"Да, - думал Бабушкин. - Скверно..."
Он шел по вихляющей между юрт тропинке. Вокруг столько снега, что юрты почти не видны. Только по дымкам да кучам навоза и отличишь юрту от огромных сугробов.
А вокруг - тундра. Голая, без деревца. Вся засыпанная снегом. Ни кустика. Карликовые северные березки, стелющиеся возле самой земли, погребены так глубоко под снегом, будто вовсе и нет их.
Толстой варежкой Бабушкин прикрыл рот. Так и дышал - сквозь варежку. Мороз лютый, градусов пятьдесят. К такому привычка нужна. В первые дни, бывало, вдохнет Бабушкин - и в грудь сразу словно струя расплавленного свинца... Кажется, насквозь прожигает. А плюнешь на таком морозе, - слюна застывает на лету и падает на землю звонкой ледяшкой.
Идет Бабушкин по тропочке... А куда идет? И сам не знает. Просто так.
"Прогулка, - Бабушкин хмуро усмехнулся. - Прелестная прогулочка!"
И впрямь, трудно назвать прогулкой такой вот поход на свирепом холоде. Но не сидеть же безвыходно у огня?!
Шагает Бабушкин, и кажется ему - опять едет он на оленьих нартах. День за днем, день за днем. Говорят, Якутск - на краю света. Но от него до Верхоянска - еще тысяча верст. Тысяча пустынных, промерзших, унылых верст...
И вновь мелькают редкие "станки" да "поварни" - одинокие избы на пути этапа. Окоченевшие на лютом морозе ссыльные вваливались в "станок" и тут же засыпали. А утром конвоиры шашками расталкивали спящих. Пора. В путь.
Сколько же он тут, в ссылке? Бабушкин быстро прикинул - четырнадцать месяцев. Всего. А кажется, четырнадцать лет...
Да, проклятое место...
Идет Бабушкин, а на душе - пасмурно. И перед глазами все стоит гигантский факел. Полыхает, переливается, сверкает. Горит юрта.
Хотя уже несколько месяцев прошло с той поры, а Бабушкину все не забыть.
В той юрте жил ссыльный Фенюков. Жил тихо, как-то в стороне от всех. Молчаливый. И глаза у него черные, глубокие, как ямы. И какие-то печальные. Такие печальные, что долго смотреть в них ну просто невозможно.
Но не жаловался Фенюков. Жил и жил. Три года прожил. Тихо. Неприметно.
И вдруг однажды ночью проснулись все. Треск, пламя, собачий лай, тревожный рев коров. Горит юрта Фенюкова.

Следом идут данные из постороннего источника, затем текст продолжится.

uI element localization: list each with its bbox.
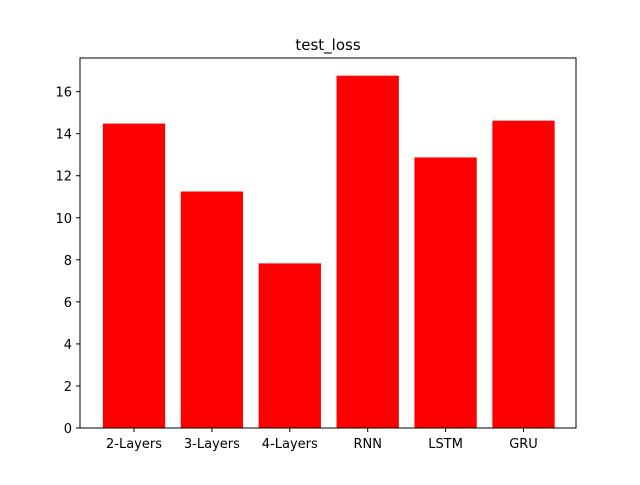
plot-frame xyxy=(79,57,577,429)
y-tick-label: 4 xyxy=(64,338,72,353)
y-axis: 0 2 4 6 8 10 12 14 16 xyxy=(55,86,80,437)
x-tick-label: 4-Layers xyxy=(262,437,318,452)
y-tick-label: 16 xyxy=(55,86,72,101)
bars-group xyxy=(102,75,555,428)
y-tick-label: 8 xyxy=(64,254,72,269)
bar-rnn xyxy=(336,75,399,428)
y-tick-label: 10 xyxy=(55,212,72,227)
y-tick-label: 14 xyxy=(55,128,72,143)
x-tick-label: 2-Layers xyxy=(106,437,162,452)
y-tick-label: 0 xyxy=(64,422,72,437)
y-tick-label: 6 xyxy=(64,296,72,311)
chart-title: test_loss xyxy=(295,36,360,55)
x-axis: 2-Layers 3-Layers 4-Layers RNN LSTM GRU xyxy=(106,428,538,452)
bar-gru xyxy=(492,120,555,428)
bar-2-layers xyxy=(102,123,166,428)
x-tick-label: 3-Layers xyxy=(184,437,240,452)
x-tick-label: RNN xyxy=(353,437,381,452)
y-tick-label: 12 xyxy=(55,170,72,185)
y-tick-label: 2 xyxy=(64,380,72,395)
x-tick-label: LSTM xyxy=(428,437,463,452)
bar-lstm xyxy=(414,157,477,428)
x-tick-label: GRU xyxy=(509,437,538,452)
bar-3-layers xyxy=(180,191,244,428)
bar-4-layers xyxy=(258,263,321,428)
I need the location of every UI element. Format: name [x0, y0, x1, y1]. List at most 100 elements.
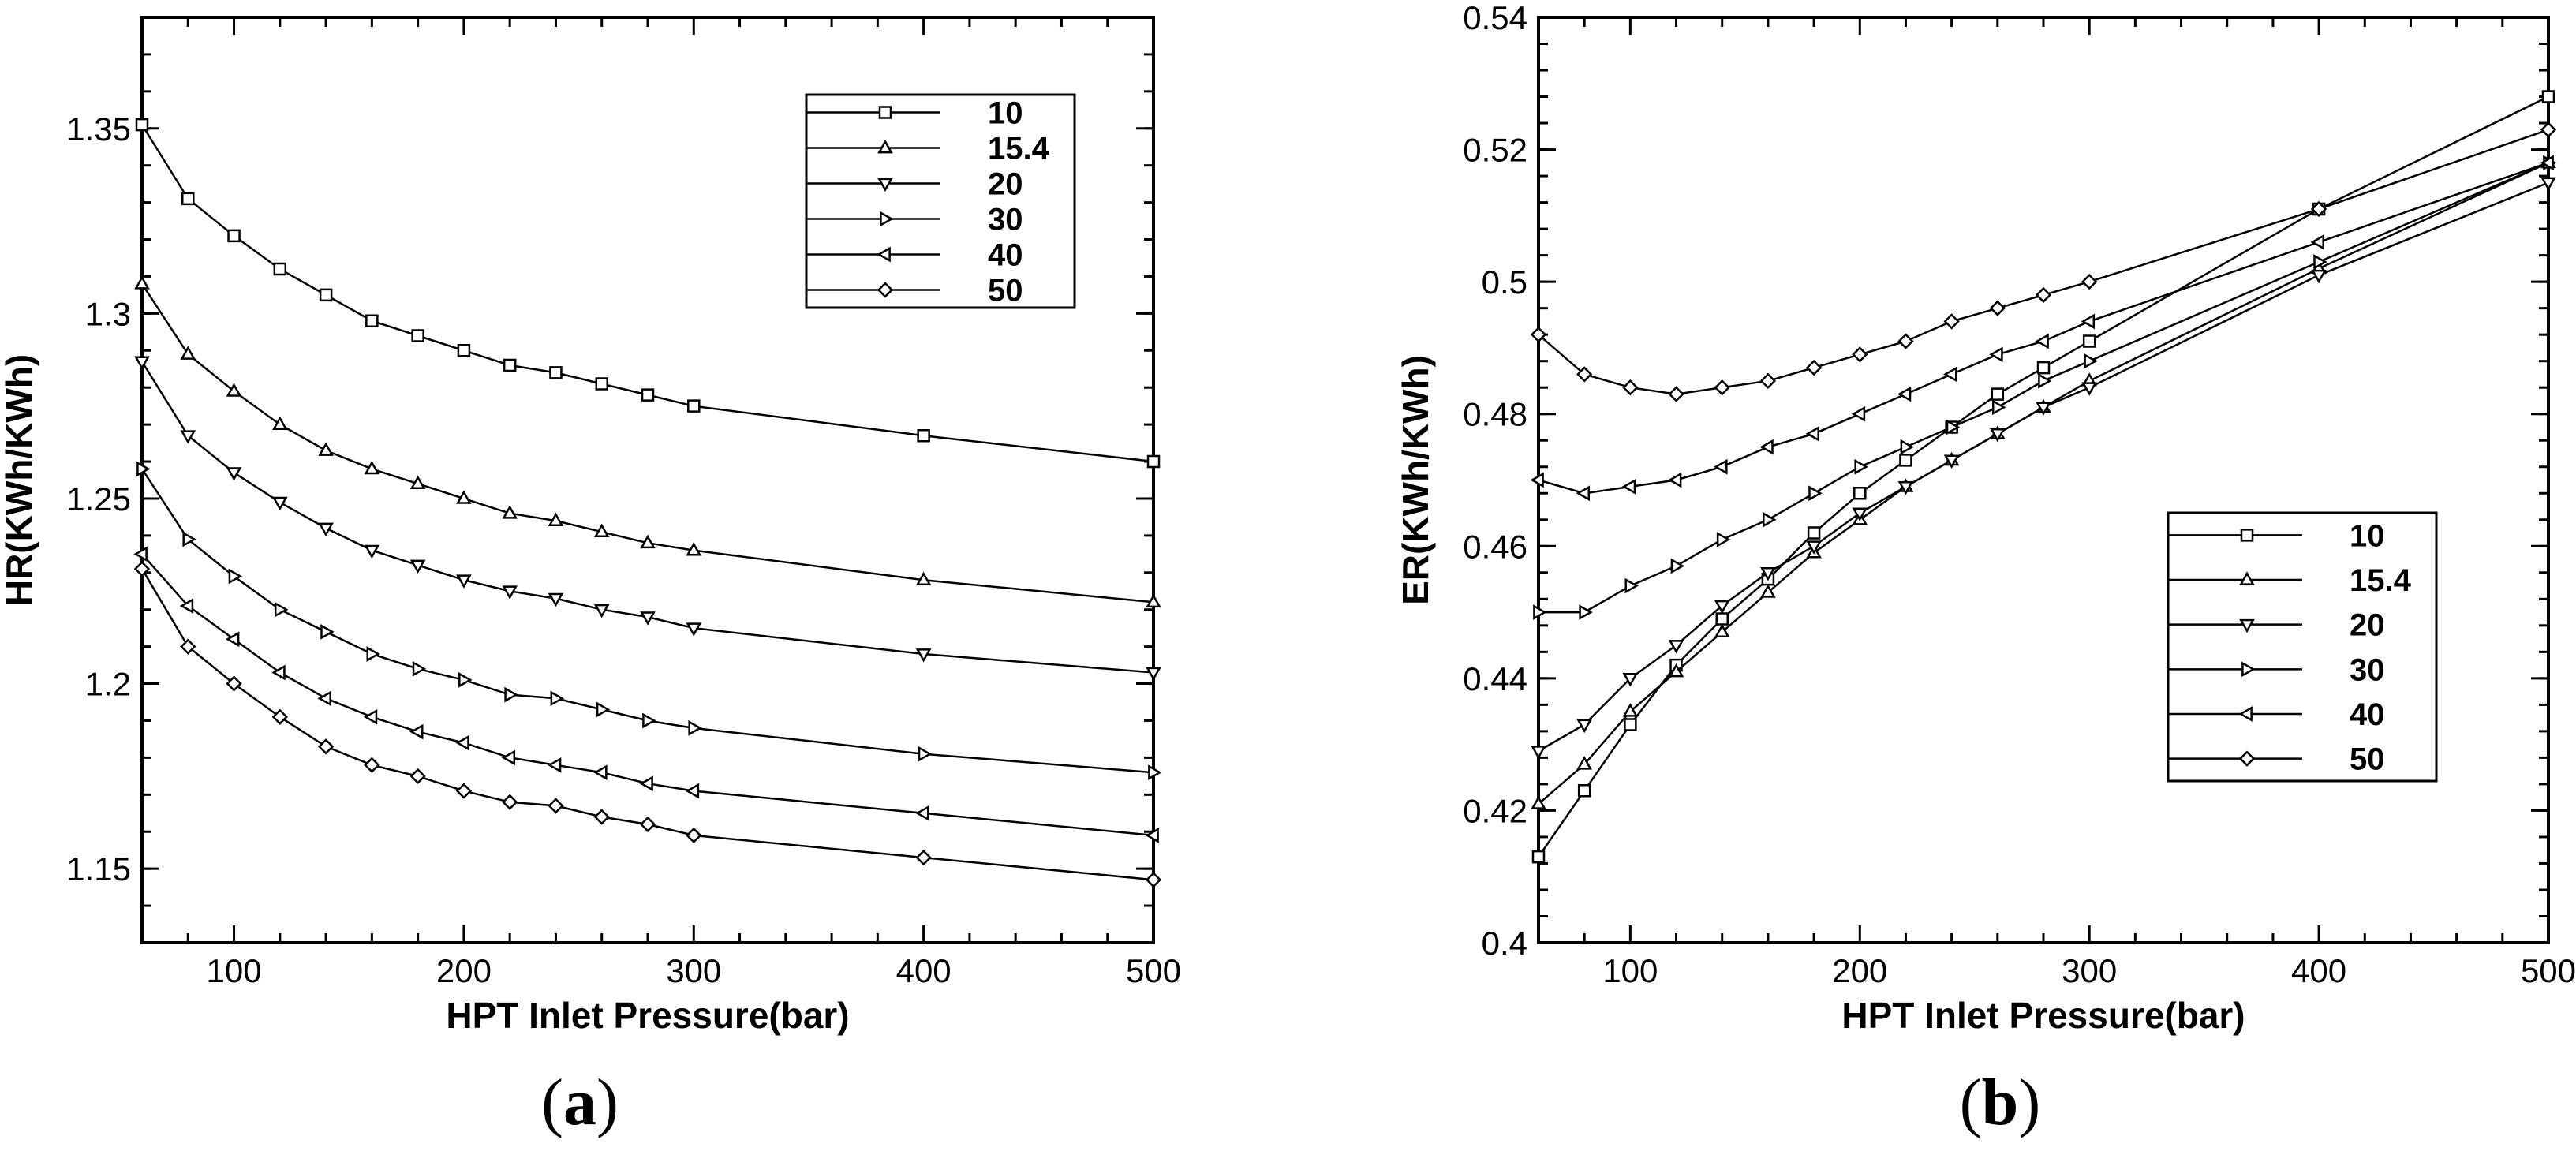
chart-b-point-20: [1668, 640, 1684, 654]
chart-b-legend-marker-50: [2238, 750, 2256, 767]
chart-a-point-15.4: [915, 571, 932, 586]
chart-b-point-40: [2540, 155, 2554, 171]
chart-a-point-50: [548, 798, 564, 814]
chart-b-point-40: [2081, 313, 2096, 330]
chart-b-y-axis-label: ER(KWh/KWh): [1395, 355, 1436, 605]
chart-b-point-20: [1943, 454, 1960, 469]
chart-a-point-50: [502, 794, 518, 810]
chart-a-point-10: [365, 314, 379, 327]
chart-a-point-10: [411, 329, 424, 342]
chart-b-point-40: [1576, 485, 1591, 502]
chart-b-point-10: [2082, 334, 2096, 348]
chart-b-point-50: [1943, 313, 1960, 330]
chart-a-legend-marker-15.4: [877, 139, 893, 154]
chart-a-legend-marker-20: [877, 178, 893, 192]
chart-b-legend-marker-15.4: [2239, 571, 2255, 585]
chart-a-point-10: [457, 344, 471, 357]
chart-a-point-30: [504, 686, 518, 703]
chart-a-legend-box: [805, 93, 1076, 309]
chart-a-point-30: [366, 646, 380, 662]
chart-a-point-15.4: [593, 523, 610, 538]
chart-a-point-50: [455, 783, 473, 799]
chart-a-point-50: [639, 816, 656, 833]
chart-b-point-50: [1989, 300, 2006, 316]
chart-a-point-40: [501, 749, 516, 766]
chart-a-point-20: [915, 648, 932, 663]
chart-b-point-40: [1530, 472, 1544, 488]
chart-a-point-10: [135, 118, 149, 132]
chart-b-point-30: [1579, 604, 1593, 620]
chart-a-point-50: [271, 708, 288, 725]
chart-a-x-axis-label: HPT Inlet Pressure(bar): [446, 995, 849, 1036]
chart-b-point-40: [1943, 366, 1957, 383]
chart-b-point-20: [2540, 177, 2556, 192]
chart-a-y-tick-label: 1.15: [66, 850, 131, 888]
chart-a-series-15.4: [134, 275, 1161, 608]
chart-a-legend-marker-50: [877, 282, 894, 298]
chart-a-legend-label-15.4: 15.4: [988, 132, 1050, 166]
chart-a-y-tick-label: 1.35: [66, 110, 131, 148]
chart-b-legend-label-10: 10: [2350, 518, 2385, 553]
chart-b-point-50: [1714, 379, 1730, 396]
chart-a-point-15.4: [640, 534, 656, 549]
chart-b-panel-label: (b): [1960, 1066, 2041, 1139]
chart-a-point-50: [1145, 872, 1162, 888]
chart-b-legend-marker-20: [2239, 618, 2255, 633]
chart-a-series-40: [133, 546, 1159, 843]
chart-a-point-20: [364, 544, 380, 559]
chart-b-point-30: [1991, 399, 2006, 416]
chart-a-series-30: [136, 461, 1162, 781]
chart-a-point-15.4: [686, 542, 702, 556]
chart-a-series-50: [133, 560, 1162, 888]
chart-a-point-50: [593, 809, 610, 825]
chart-b-point-30: [1900, 439, 1915, 455]
chart-b-point-15.4: [1714, 623, 1730, 638]
chart-b-point-20: [1714, 600, 1730, 615]
chart-a-point-30: [228, 568, 243, 585]
chart-b-point-50: [1852, 346, 1868, 363]
chart-b-point-10: [1853, 487, 1867, 500]
chart-b-point-10: [2541, 90, 2555, 103]
chart-b-point-10: [1807, 526, 1821, 540]
chart-a-series-20: [134, 356, 1161, 682]
chart-b-point-50: [1805, 359, 1823, 376]
chart-b-point-10: [1577, 784, 1591, 798]
chart-b-legend-label-40: 40: [2350, 697, 2385, 732]
chart-a-legend-marker-40: [877, 246, 891, 263]
chart-b-point-15.4: [1576, 756, 1593, 770]
chart-b-point-20: [1806, 540, 1822, 555]
chart-b-point-50: [2035, 286, 2052, 304]
chart-a-point-30: [688, 720, 702, 736]
chart-b-series-20: [1531, 177, 2556, 760]
chart-b-legend: 10 15.4 20 30 40 50: [2167, 511, 2438, 783]
chart-b-point-10: [1624, 718, 1637, 731]
chart-a-point-40: [225, 631, 240, 648]
chart-a-point-15.4: [271, 416, 288, 430]
chart-a-point-10: [687, 399, 701, 413]
chart-b-series-30: [1533, 155, 2557, 620]
chart-b-point-20: [1531, 746, 1546, 760]
chart-b-point-15.4: [1668, 663, 1684, 678]
chart-a-legend-label-20: 20: [988, 167, 1023, 202]
chart-b-point-50: [2540, 121, 2557, 138]
chart-b-point-50: [1622, 379, 1639, 396]
chart-b-point-20: [1989, 428, 2006, 443]
chart-a-point-30: [412, 660, 427, 677]
chart-a-point-10: [227, 229, 241, 243]
chart-b-legend-label-50: 50: [2350, 742, 2385, 777]
chart-a-legend-label-30: 30: [988, 203, 1023, 237]
chart-a-y-tick-label: 1.3: [85, 295, 131, 332]
chart-b-point-40: [1621, 479, 1636, 495]
chart-a-y-axis-label: HR(KWh/KWh): [0, 354, 39, 606]
chart-b-point-30: [1946, 419, 1961, 435]
chart-a-point-15.4: [456, 490, 472, 504]
chart-b-point-30: [1854, 458, 1868, 475]
chart-a-point-30: [274, 601, 289, 618]
chart-a-point-10: [181, 192, 195, 206]
chart-b-x-tick-label: 400: [2291, 952, 2346, 989]
chart-a-point-50: [409, 768, 426, 785]
chart-a-point-30: [136, 461, 151, 477]
chart-a-point-10: [503, 358, 517, 372]
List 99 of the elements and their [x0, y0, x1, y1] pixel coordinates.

Потом узнали: облил он керосином и себя, и юрту... И ноги сам себе сыромятным ремнем стянул. Крепко-накрепко. Чтоб в последний момент не струсить, не выскочить...
Так и сгорел.
А один из ссыльных потом записку у себя нашел:
"Прощайте, товарищи. Видно, не герой я... Не могу..."
Идет Бабушкин между сугробов. А перед глазами - пылающая юрта. Переливается в ночи, как огромный костер.
"Прощайте, товарищи..."
"Да, недоглядели, - думает Бабушкин. - И моя тут вина..."
Хотя, конечно, не он виноват, а жизнь ссыльная, проклятая.
Идет Бабушкин, хмурится.
Вспоминается ему Хоменчук. Только что был у него Бабушкин. Звал на прогулку.
Илья Гаврилович лежал на каком-то тряпье. Молчал. Лишь головой мотнул. Нет, мол, не пойду.
Не понравился он Бабушкину.
Интеллигент ведь, умница. Университет окончил. И певун какой! Бывало, ссыльные соберутся, Хоменчук как заведет свои украинские песни заслушаешься.
А как опустился... Зарос весь. Видно, неделю уже не брился, а то и две. И аккуратную курчавую бородку тоже теперь не узнать. Как метла.
А вокруг... И окурки, и горки пепла, и миска с остатками еды, и какая-то одежда навалом.
А главное - глаза. Безучастные. Тусклые. Словно глядит на тебя и не видит. И вообще - неинтересен ты ему. И не приставай. Скверные глаза...
"Как у Фенюкова", - Бабушкин покачал головой.
Ветер ударил ему в грудь. На миг даже задохнулся. Пришлось повернуться спиной к ветру и так переждать несколько минут.
"Да, надо что-то делать, - подумал Бабушкин, когда перед ним опять возникли тусклые, стеклянные глаза Хоменчука. - Но что?"
* * *
На следующий день среди ссыльных только и разговоров было о "пельменном пире".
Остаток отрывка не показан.